The use of the word warranty in the stipulation is not very significant; certainly it does pot control the construction. There may be a warranty without the use of the word, and its use may not in every case create one. The vendor of a horse who represents to the purchaser that the animal is sound, the purchaser relying upon such representation, warrants the soundness of the horse, although he does not use the word warrant. But, unless the representation is material, it is no warranty. On the other hand, if the vendor warrants the horse sound so far as he knows, that is no warranty in the legal sense of the term, and he can only be held liable for an unsoundness on proof that he knew the fact. That is, he is not liable as a war-rantor, but only for his fraudulent and false representation. And here too the representation must be material, that is to say, it must have been an inducement to the contract, or there is no liability. So the stipulation under consideration, notwithstanding the use of the word warranty, may, without doing violence to the language employed, be construed as merely an agreement against false and fraudulent material statements in the application. Regarding the statements upon which this case turns as continuing or promissory representations, the same elements of knowledge by the plaintiffs that they were false or have been departed from, and of materiality, must be proved to exist, or the contract cannot be held void.
For the reasons above suggested, and because we believe that to be the more natural and reasonable construction of the language employed in the stipulation, we adopt the construction claimed on behalf of the plaintiffs. This is substantially *102the construction given to a similar clause in a policy in Houghton v. Ins. Co., 8 Met., 114.
We hold, therefore, that, to escape liability on the policy, the defendant must show that the use of “Eine Engine Oil,” instead of lard and sperm oil, was known to the plaintiffs, and increased the risk; or that the risk was increased by the fact that some person other than the engineer and miller usually oiled the machinery. •
The judgment of nonsuit cannot be sustained unless such conditions of knowledge and materiality were conclusively proved. That they were not, will scarcely be denied. Besides, testimony offered by the plaintiffs to negative the existence of one of these conditions, was rejected. The judgment must be reversed for the following reasons:
I. The testimony tended to prove that the plaintiffs believed that the oil used in their mill for lubricating purposes, although denominated “Eine Engine Oil,” was a compound composed mainly of lard and sperm oil. We think the testimony was sufficient to send that question of knowledge to the jury.

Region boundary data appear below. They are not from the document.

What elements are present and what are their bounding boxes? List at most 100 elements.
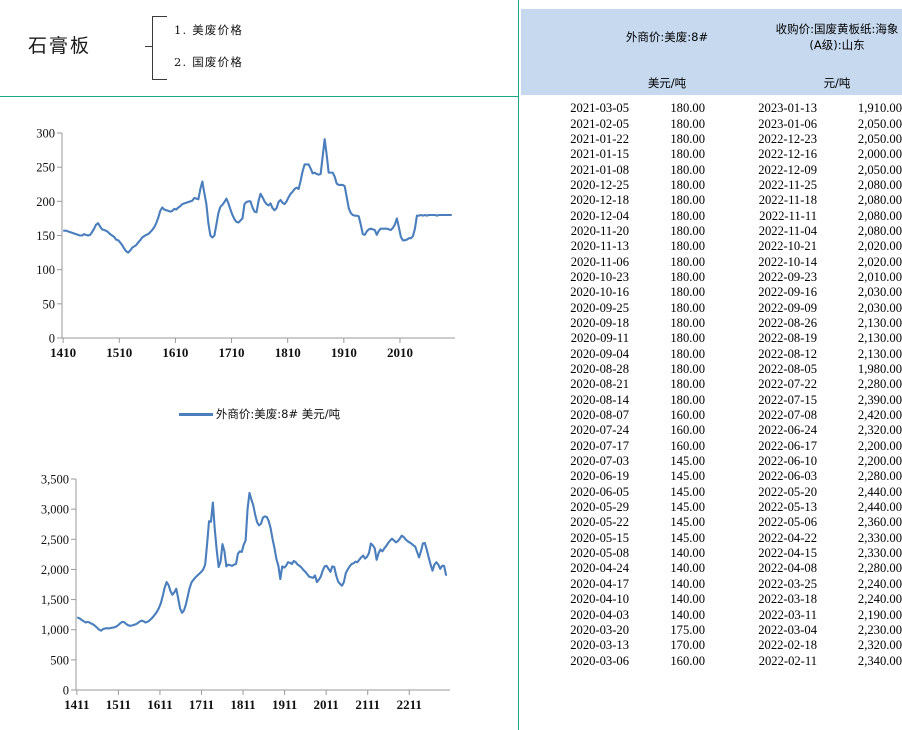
cell-value-series2: 2,230.00 [857, 622, 902, 637]
chart-bottom: 0 500 1,000 1,500 2,000 2,500 3,000 3,500 1411 15… [0, 455, 519, 730]
x-tick-label: 1611 [147, 697, 172, 712]
x-tick-label: 1710 [219, 345, 245, 360]
cell-date-series1: 2020-03-13 [570, 638, 629, 653]
cell-date-series2: 2022-08-19 [758, 331, 817, 346]
cell-value-series2: 2,130.00 [857, 331, 902, 346]
cell-date-series1: 2020-11-13 [570, 239, 629, 254]
table-row: 2020-07-17 160.00 2022-06-17 2,200.00 [521, 439, 902, 454]
cell-value-series2: 2,130.00 [857, 346, 902, 361]
cell-value-series2: 1,980.00 [857, 362, 902, 377]
title-block: 石膏板 1. 美废价格 2. 国废价格 [0, 0, 519, 97]
chart-legend: 外商价:美废:8# 美元/吨 [0, 405, 519, 423]
y-tick-label: 1,000 [41, 623, 69, 637]
cell-value-series1: 145.00 [670, 515, 705, 530]
cell-date-series2: 2022-02-11 [758, 653, 817, 668]
y-tick-label: 250 [36, 161, 55, 175]
cell-value-series1: 140.00 [670, 607, 705, 622]
cell-value-series2: 2,330.00 [857, 530, 902, 545]
data-table-panel: 外商价:美废:8# 收购价:国废黄板纸:海象(A级):山东 美元/吨 元/吨 2… [521, 0, 902, 730]
cell-date-series2: 2022-06-03 [758, 469, 817, 484]
table-row: 2020-05-08 140.00 2022-04-15 2,330.00 [521, 546, 902, 561]
cell-date-series1: 2020-05-15 [570, 530, 629, 545]
y-tick-label: 0 [49, 332, 55, 346]
y-tick-label: 1,500 [41, 593, 69, 607]
cell-value-series1: 180.00 [670, 101, 705, 116]
cell-date-series2: 2022-11-25 [758, 177, 817, 192]
cell-value-series2: 2,080.00 [857, 177, 902, 192]
cell-value-series1: 175.00 [670, 622, 705, 637]
cell-value-series1: 180.00 [670, 377, 705, 392]
table-row: 2020-03-06 160.00 2022-02-11 2,340.00 [521, 653, 902, 668]
cell-value-series2: 2,440.00 [857, 484, 902, 499]
cell-date-series2: 2023-01-06 [758, 116, 817, 131]
table-row: 2020-09-25 180.00 2022-09-09 2,030.00 [521, 300, 902, 315]
cell-value-series1: 160.00 [670, 408, 705, 423]
x-tick-label: 1511 [106, 697, 131, 712]
x-tick-label: 2010 [387, 345, 413, 360]
cell-value-series2: 1,910.00 [857, 101, 902, 116]
cell-value-series1: 180.00 [670, 193, 705, 208]
cell-value-series2: 2,130.00 [857, 315, 902, 330]
cell-date-series1: 2020-08-21 [570, 377, 629, 392]
cell-value-series2: 2,190.00 [857, 607, 902, 622]
table-row: 2021-01-22 180.00 2022-12-23 2,050.00 [521, 132, 902, 147]
cell-value-series1: 180.00 [670, 392, 705, 407]
cell-value-series2: 2,200.00 [857, 454, 902, 469]
column-header-series2: 收购价:国废黄板纸:海象(A级):山东 [775, 22, 899, 52]
y-tick-label: 150 [36, 229, 55, 243]
series-line [62, 138, 453, 254]
cell-value-series1: 160.00 [670, 423, 705, 438]
cell-date-series2: 2022-04-08 [758, 561, 817, 576]
x-tick-label: 1911 [272, 697, 297, 712]
cell-date-series2: 2022-02-18 [758, 638, 817, 653]
cell-date-series2: 2022-03-25 [758, 576, 817, 591]
cell-value-series2: 2,240.00 [857, 576, 902, 591]
cell-date-series1: 2020-09-04 [570, 346, 629, 361]
cell-value-series1: 180.00 [670, 208, 705, 223]
cell-date-series2: 2022-05-06 [758, 515, 817, 530]
cell-value-series1: 180.00 [670, 177, 705, 192]
cell-date-series1: 2020-06-05 [570, 484, 629, 499]
cell-date-series1: 2021-01-15 [570, 147, 629, 162]
cell-value-series1: 180.00 [670, 223, 705, 238]
table-row: 2020-08-28 180.00 2022-08-05 1,980.00 [521, 362, 902, 377]
cell-date-series2: 2022-04-22 [758, 530, 817, 545]
table-row: 2020-04-10 140.00 2022-03-18 2,240.00 [521, 592, 902, 607]
y-tick-label: 300 [36, 127, 55, 141]
table-row: 2020-08-21 180.00 2022-07-22 2,280.00 [521, 377, 902, 392]
y-tick-label: 2,000 [41, 563, 69, 577]
cell-value-series1: 180.00 [670, 300, 705, 315]
cell-value-series1: 160.00 [670, 438, 705, 453]
cell-value-series2: 2,200.00 [857, 438, 902, 453]
table-row: 2020-12-25 180.00 2022-11-25 2,080.00 [521, 178, 902, 193]
cell-value-series1: 180.00 [670, 331, 705, 346]
table-row: 2021-01-08 180.00 2022-12-09 2,050.00 [521, 162, 902, 177]
table-row: 2020-07-03 145.00 2022-06-10 2,200.00 [521, 454, 902, 469]
cell-value-series1: 180.00 [670, 315, 705, 330]
table-header: 外商价:美废:8# 收购价:国废黄板纸:海象(A级):山东 美元/吨 元/吨 [521, 9, 902, 95]
y-tick-label: 50 [43, 297, 56, 311]
cell-value-series1: 180.00 [670, 239, 705, 254]
horizontal-divider [0, 96, 519, 97]
cell-date-series1: 2020-04-10 [570, 592, 629, 607]
cell-value-series2: 2,080.00 [857, 208, 902, 223]
cell-value-series1: 180.00 [670, 116, 705, 131]
cell-value-series2: 2,320.00 [857, 423, 902, 438]
cell-value-series1: 180.00 [670, 147, 705, 162]
cell-date-series2: 2022-08-05 [758, 362, 817, 377]
cell-value-series2: 2,030.00 [857, 300, 902, 315]
cell-date-series1: 2020-03-06 [570, 653, 629, 668]
cell-value-series2: 2,010.00 [857, 269, 902, 284]
table-row: 2020-08-07 160.00 2022-07-08 2,420.00 [521, 408, 902, 423]
cell-value-series1: 145.00 [670, 469, 705, 484]
cell-value-series1: 180.00 [670, 346, 705, 361]
x-tick-label: 1410 [50, 345, 76, 360]
table-row: 2020-03-20 175.00 2022-03-04 2,230.00 [521, 623, 902, 638]
y-tick-label: 500 [50, 653, 69, 667]
cell-date-series1: 2020-09-25 [570, 300, 629, 315]
cell-value-series1: 180.00 [670, 285, 705, 300]
cell-date-series2: 2022-03-18 [758, 592, 817, 607]
cell-date-series2: 2022-09-09 [758, 300, 817, 315]
column-header-series1: 外商价:美废:8# [625, 30, 709, 44]
cell-date-series2: 2022-09-23 [758, 269, 817, 284]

II. The court rejected testimony which, had it been received, might have tended to show that the oil used in the mill during the life of the policy was as good and safe as lard and sperm oil. The evidence should have been received on the question of the materiality of the statement on that subject in the application.
III. There does not appear to be any evidence that the machinery was not properly oiled by the person employed for that purpose. If it was properly oiled, the representation in that behalf, although false, is immaterial. The burden was upon the defendant to show the materiality of the statement, and it failed to do so.
By the Court. — Judgment reversed, and cause remanded for a new trial.